Análise da expressão genética
Para testar essa hipótese, os pesquisadores analisaram 455 genes associados na literatura com comorbidades COVID-19, interação entre SARS-CoV-2 e proteínas humanas e pontos de entrada virais. Os genes foram identificados em estudos realizados, entre outros, por Helder Nakaya, professor da Faculdade de Ciências Farmacêuticas da USP (FCF) e coautor do estudo sobre melatonina pulmonar.
A partir desse grupo de genes, eles selecionaram 212 genes envolvidos na entrada de células virais, tráfego intracelular, atividade mitocondrial e processos de transcrição e pós-tradução, para criar uma assinatura fisiológica do COVID-19.
Usando dados de sequenciamento de RNA baixados de um banco de dados público, eles quantificaram o nível de expressão dos 212 genes de assinatura COVID-19 em 288 amostras de pulmões humanos saudáveis.
Eles então correlacionaram esses níveis de expressão genética com um índice genético que estimou a capacidade dos pulmões de sintetizar a melatonina (Índice MEL), com base em sua análise dos pulmões em roedores saudáveis.
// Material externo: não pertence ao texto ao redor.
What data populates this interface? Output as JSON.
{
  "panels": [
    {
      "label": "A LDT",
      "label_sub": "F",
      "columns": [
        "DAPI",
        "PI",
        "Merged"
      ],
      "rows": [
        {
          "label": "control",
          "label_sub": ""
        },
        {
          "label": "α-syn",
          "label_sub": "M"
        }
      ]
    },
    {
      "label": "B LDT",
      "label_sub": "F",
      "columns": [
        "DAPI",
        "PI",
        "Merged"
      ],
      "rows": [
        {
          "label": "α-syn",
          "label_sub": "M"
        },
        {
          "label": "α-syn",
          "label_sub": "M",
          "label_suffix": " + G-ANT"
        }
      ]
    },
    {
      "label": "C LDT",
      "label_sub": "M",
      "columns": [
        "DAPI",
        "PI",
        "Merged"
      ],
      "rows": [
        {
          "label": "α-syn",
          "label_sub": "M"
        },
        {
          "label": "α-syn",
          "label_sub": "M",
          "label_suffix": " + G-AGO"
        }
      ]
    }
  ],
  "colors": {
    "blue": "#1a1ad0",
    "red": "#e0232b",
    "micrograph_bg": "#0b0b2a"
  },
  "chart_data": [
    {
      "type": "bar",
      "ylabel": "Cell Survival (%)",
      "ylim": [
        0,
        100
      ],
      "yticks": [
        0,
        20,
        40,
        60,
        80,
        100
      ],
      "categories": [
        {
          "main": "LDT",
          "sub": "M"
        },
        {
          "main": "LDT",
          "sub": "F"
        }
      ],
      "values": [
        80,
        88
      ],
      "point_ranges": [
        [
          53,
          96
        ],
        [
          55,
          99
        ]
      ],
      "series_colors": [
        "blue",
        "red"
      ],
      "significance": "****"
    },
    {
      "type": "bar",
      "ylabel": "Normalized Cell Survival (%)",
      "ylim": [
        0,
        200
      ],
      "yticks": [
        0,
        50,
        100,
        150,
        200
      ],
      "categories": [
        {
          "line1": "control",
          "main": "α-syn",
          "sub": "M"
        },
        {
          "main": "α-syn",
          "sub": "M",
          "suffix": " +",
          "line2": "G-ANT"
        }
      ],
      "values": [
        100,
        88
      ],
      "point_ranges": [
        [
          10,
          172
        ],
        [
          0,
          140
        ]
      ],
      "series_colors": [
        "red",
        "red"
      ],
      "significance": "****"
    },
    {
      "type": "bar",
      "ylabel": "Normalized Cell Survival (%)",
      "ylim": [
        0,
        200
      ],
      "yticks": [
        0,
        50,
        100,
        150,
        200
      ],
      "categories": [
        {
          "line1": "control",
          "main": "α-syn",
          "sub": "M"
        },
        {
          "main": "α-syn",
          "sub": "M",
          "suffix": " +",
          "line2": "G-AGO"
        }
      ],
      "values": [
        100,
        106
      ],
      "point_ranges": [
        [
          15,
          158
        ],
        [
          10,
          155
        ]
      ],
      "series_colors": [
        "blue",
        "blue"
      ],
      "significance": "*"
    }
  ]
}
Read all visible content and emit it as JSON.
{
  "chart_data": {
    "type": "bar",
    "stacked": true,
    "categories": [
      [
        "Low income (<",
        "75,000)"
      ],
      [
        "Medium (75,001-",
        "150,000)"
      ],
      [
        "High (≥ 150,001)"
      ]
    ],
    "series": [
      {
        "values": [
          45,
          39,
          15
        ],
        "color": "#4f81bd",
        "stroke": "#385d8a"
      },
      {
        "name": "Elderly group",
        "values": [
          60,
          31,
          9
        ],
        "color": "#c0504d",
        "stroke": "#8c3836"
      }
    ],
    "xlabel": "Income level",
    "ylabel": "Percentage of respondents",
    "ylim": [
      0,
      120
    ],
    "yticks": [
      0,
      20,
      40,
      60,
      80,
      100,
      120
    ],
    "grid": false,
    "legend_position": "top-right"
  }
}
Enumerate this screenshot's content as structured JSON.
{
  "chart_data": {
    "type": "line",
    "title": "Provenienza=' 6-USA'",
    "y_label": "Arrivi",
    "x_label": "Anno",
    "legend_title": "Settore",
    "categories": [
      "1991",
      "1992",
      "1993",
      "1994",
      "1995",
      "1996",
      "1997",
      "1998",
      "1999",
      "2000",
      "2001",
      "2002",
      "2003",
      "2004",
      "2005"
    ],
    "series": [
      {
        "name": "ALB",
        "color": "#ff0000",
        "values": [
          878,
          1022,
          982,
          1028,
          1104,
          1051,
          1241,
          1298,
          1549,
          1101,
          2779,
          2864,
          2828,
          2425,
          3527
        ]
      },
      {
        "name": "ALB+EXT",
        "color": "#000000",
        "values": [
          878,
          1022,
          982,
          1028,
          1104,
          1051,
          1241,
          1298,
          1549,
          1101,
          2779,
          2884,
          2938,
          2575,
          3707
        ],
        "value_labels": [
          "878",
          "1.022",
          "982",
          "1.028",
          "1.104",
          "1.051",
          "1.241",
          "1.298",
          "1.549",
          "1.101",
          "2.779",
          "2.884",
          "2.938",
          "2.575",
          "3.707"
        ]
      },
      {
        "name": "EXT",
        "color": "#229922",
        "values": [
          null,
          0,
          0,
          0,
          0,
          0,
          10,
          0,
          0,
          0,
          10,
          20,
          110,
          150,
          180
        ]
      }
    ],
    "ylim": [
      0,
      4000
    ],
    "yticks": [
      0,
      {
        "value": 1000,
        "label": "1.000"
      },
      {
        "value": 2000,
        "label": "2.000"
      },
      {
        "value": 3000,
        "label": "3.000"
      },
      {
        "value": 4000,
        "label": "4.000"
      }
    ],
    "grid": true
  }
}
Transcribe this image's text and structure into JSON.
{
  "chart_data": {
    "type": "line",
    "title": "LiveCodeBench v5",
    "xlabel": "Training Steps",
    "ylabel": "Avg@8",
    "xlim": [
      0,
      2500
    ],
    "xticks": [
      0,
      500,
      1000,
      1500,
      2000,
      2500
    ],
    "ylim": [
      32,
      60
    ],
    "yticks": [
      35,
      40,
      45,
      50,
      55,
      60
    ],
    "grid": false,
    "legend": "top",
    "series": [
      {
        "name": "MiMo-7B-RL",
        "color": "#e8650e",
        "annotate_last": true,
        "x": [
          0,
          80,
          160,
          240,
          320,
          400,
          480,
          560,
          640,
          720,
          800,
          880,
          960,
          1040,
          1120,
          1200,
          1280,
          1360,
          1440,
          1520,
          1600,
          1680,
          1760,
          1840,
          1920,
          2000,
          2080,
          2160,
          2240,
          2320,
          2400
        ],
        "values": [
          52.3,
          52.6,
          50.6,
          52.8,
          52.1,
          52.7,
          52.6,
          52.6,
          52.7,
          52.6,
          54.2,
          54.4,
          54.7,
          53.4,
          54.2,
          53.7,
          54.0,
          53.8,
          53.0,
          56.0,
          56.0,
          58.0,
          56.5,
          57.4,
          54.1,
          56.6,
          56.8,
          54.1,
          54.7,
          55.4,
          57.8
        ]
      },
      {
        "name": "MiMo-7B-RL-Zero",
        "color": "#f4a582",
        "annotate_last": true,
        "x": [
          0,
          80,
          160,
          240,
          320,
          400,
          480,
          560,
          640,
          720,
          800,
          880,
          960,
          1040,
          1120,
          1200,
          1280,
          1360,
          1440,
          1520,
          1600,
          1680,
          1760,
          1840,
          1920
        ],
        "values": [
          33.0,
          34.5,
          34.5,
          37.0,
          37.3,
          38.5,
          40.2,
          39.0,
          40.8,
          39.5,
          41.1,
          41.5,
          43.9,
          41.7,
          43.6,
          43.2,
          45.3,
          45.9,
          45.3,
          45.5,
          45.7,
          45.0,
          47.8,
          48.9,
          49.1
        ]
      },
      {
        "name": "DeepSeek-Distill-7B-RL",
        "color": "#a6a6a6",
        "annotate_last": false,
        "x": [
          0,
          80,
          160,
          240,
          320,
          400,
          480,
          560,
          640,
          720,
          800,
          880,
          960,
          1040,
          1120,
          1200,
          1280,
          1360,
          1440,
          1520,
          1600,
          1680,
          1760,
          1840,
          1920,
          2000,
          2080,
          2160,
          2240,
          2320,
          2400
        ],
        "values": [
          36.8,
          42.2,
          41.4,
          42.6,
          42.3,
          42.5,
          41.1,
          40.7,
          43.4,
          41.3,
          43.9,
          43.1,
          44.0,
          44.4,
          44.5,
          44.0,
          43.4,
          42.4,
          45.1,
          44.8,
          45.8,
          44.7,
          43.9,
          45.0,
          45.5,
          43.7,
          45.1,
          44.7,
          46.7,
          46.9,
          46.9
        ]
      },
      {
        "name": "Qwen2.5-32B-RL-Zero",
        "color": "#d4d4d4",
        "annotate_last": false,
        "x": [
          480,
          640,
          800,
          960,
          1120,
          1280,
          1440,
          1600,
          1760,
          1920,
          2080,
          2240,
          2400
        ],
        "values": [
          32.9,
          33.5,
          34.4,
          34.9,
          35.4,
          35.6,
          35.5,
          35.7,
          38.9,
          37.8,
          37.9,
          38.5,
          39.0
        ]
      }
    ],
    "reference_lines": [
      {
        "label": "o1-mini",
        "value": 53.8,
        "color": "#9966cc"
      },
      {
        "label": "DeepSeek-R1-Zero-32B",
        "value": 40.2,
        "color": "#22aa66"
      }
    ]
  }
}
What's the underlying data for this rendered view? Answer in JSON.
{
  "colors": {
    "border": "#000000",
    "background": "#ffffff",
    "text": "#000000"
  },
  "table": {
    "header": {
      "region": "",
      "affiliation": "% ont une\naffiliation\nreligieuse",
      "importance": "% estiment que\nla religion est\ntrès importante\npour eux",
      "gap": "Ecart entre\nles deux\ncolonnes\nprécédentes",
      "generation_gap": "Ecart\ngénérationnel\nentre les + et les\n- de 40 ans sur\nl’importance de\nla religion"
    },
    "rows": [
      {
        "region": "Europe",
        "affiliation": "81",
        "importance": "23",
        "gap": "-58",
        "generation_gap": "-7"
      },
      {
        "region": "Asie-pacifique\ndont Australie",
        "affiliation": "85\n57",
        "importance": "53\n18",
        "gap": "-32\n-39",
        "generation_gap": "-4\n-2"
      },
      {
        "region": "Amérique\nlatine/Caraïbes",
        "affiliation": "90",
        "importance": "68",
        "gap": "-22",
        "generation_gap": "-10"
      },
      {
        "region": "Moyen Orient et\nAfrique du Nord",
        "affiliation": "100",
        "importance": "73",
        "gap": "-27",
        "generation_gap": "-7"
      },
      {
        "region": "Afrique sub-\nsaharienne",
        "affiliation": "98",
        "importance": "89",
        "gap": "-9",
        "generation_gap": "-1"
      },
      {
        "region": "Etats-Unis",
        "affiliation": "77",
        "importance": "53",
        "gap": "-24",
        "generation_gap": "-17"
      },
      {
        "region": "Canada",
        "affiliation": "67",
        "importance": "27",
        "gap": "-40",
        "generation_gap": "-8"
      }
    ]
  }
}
Eles descobriram que quanto menor o índice, maior o nível de expressão de genes que codificam proteínas para macrófagos residentes e células epiteliais.
O índice também se correlaciona negativamente com genes que modificam proteínas no receptor celular CD147, um ponto de entrada viral em macrófagos e outras células imunes, indicando que a produção normal de melatonina pulmonar pode ser um protetor natural contra o vírus.
Os resultados foram corroborados por três técnicas estatísticas: o teste de Pearson, que mede o grau de correlação linear entre duas variáveis; uma análise de enriquecimento de conjunto genético; e uma ferramenta de análise de rede que mapeia as conexões entre os genes mais expressos de modo a comparar o mesmo conjunto de genes em diferentes estados. Este último foi desenvolvido por Marcos Buckeridge, professor do IB-USP e também coautor do estudo.
"Descobrimos que quando o Índice MEL era alto os pontos de entrada para o vírus nos pulmões estavam fechados, e quando estava baixa essas 'portas' estavam abertas. Quando as portas estão fechadas, o vírus vagueia por um tempo no espaço aéreo pulmonar e depois tenta escapar em busca de outro hospedeiro", disse Markus.
Como a melatonina pulmonar inibe a transcrição desses genes que codificam proteínas para células de ponto de entrada virais, a aplicação de melatonina diretamente nos pulmões na forma de gotas ou spray poderia bloquear o vírus. Mais pesquisas são necessárias para provar que este é realmente o caso, no entanto, observam os pesquisadores.
Outra ideia poderia ser usar o MEL-Index, a métrica de melatonina pulmonar, como um biomarcador prognóstico para detectar portadores assintomáticos de SARS-CoV-2.